Users on TikTok are accustomed to the unexpected, but no one could anticipate the results of user @julianobayd's day at the beach. While Julian was visiting the beach at Stradbroke Island in Queensland, Australia, he discovered a tiny blue creature in the water. In a now-viral video posted to TikTok, Julian wrote, "Anyone know what this is?"
Comments flooded in attempting to identify the blue creature, which Julian notes in a second TikTok video, "moves like a Pokémon." Thankfully, there was one commenter who identified the creature as a glaucus atlanticus, or blue dragon, which is a type of sea slug. What is a glaucus atlanticus, and is it poisonous? Read on for everything we know about this viral sea creature.
What is a Blue glaucus atlanticus?
As it turns out, the glaucus atlanticus is indeed dangerous, per Oceana.org. The creature "incorporates toxic chemicals or stinging cells from its prey into its own skin" and can be found floating through the waters of Australia on its backside. The glaucus atlanticus is a type of nudibranch or a soft-bodied sea slug.
Typical nudibranchs, per National Geographic Kids, spend their time sliding on their bellies in search of food.
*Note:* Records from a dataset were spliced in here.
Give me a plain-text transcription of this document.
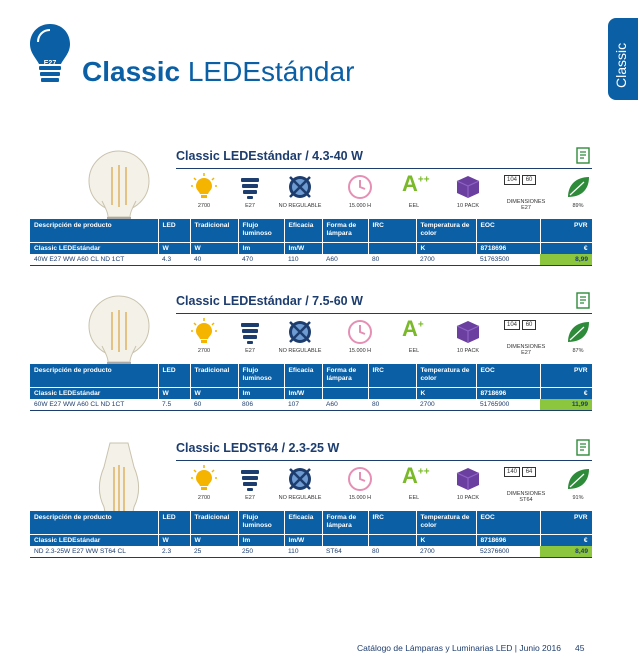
E27 Classic LEDEstándar	Classic
Classic LEDEstándar / 4.3-40 W
2700	E27	NO REGULABLE	15.000 H
A++
EEL	10 PACK
104 60
DIMENSIONES
E27	89%
Descripción de producto	LED	Tradicional	Flujo luminoso	Eficacia	Forma de lámpara	IRC	Temperatura de color	EOC	PVR
Classic LEDEstándar	W	W	lm	lm/W			K	8718696	€
40W E27 WW A60 CL ND 1CT	4.3	40	470	110	A60	80	2700	51763500	8,99
Classic LEDEstándar / 7.5-60 W
2700	E27	NO REGULABLE	15.000 H
A+
EEL	10 PACK
104 60
DIMENSIONES
E27	87%
Descripción de producto	LED	Tradicional	Flujo luminoso	Eficacia	Forma de lámpara	IRC	Temperatura de color	EOC	PVR
Classic LEDEstándar	W	W	lm	lm/W			K	8718696	€
60W E27 WW A60 CL ND 1CT	7.5	60	806	107	A60	80	2700	51765900	11,99
Classic LEDST64 / 2.3-25 W
2700	E27	NO REGULABLE	15.000 H
A++
EEL	10 PACK
140 64
DIMENSIONES
ST64	91%
Descripción de producto	LED	Tradicional	Flujo luminoso	Eficacia	Forma de lámpara	IRC	Temperatura de color	EOC	PVR
Classic LEDEstándar	W	W	lm	lm/W			K	8718696	€
ND 2.3-25W E27 WW ST64 CL	2.3	25	250	110	ST64	80	2700	52376600	8,49
Catálogo de Lámparas y Luminarias LED | Junio 2016 45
The nudibranch diet includes coral, sponges, and fish eggs off of the ocean floor. However, as Oceana states, the glaucus atlanticus has a slightly different diet. The blue dragon slug is not dangerous on its own but stores "stinging nematocysts" when feeding on its preferred prey, the Portuguese man o'war jellyfish.
The glaucus atlanticus then keeps the stinging cells from the jellyfish's poisonous tentacles to unleash on unsuspecting creatures if they feel threatened. Oceana even notes that sometimes the sting of a blue dragon slug is even more dangerous than the jellyfish from which it stole the poison.
Blue dragons have become increasingly common in Australia. According to Vice, the tiny creatures have been "turning up in droves" since February 2021, typically following a full moon. Marine biologist Sarah-Jo Lobwein of the Australian Environmental Educators Association explained to the ABC there could be a climate-change-related reason for the sudden influx of blue dragons.
"I think it is the combination of warming or changing seas … possibly leading to a 'trigger' in the explosion of the animals at certain times but reliant on that perfect mix of the effect of the Moon on tides, wind direction, water temperature and the currents," She said.
On Julian's fourth video playing with the Blue glaucus, one commenter wrote, "If it's a vibrant color, by the law of nature, don't touch it." Many creatures in the animal kingdom who sport bright, vibrant colors are often poisonous, including the poison dart frog, the coral snake, the flamboyant cuttlefish, the crown of thorns starfish, and other nudibranch species similar to Blue glaucus.
Ultimately, the best rule of thumb when encountering members of the animal kingdom is to steer clear if you can't immediately identify the species. Thankfully, it appears that Julian remains unharmed by the tiny Blue glaucus, but other TikTok users who try to play with the creatures might not be so lucky.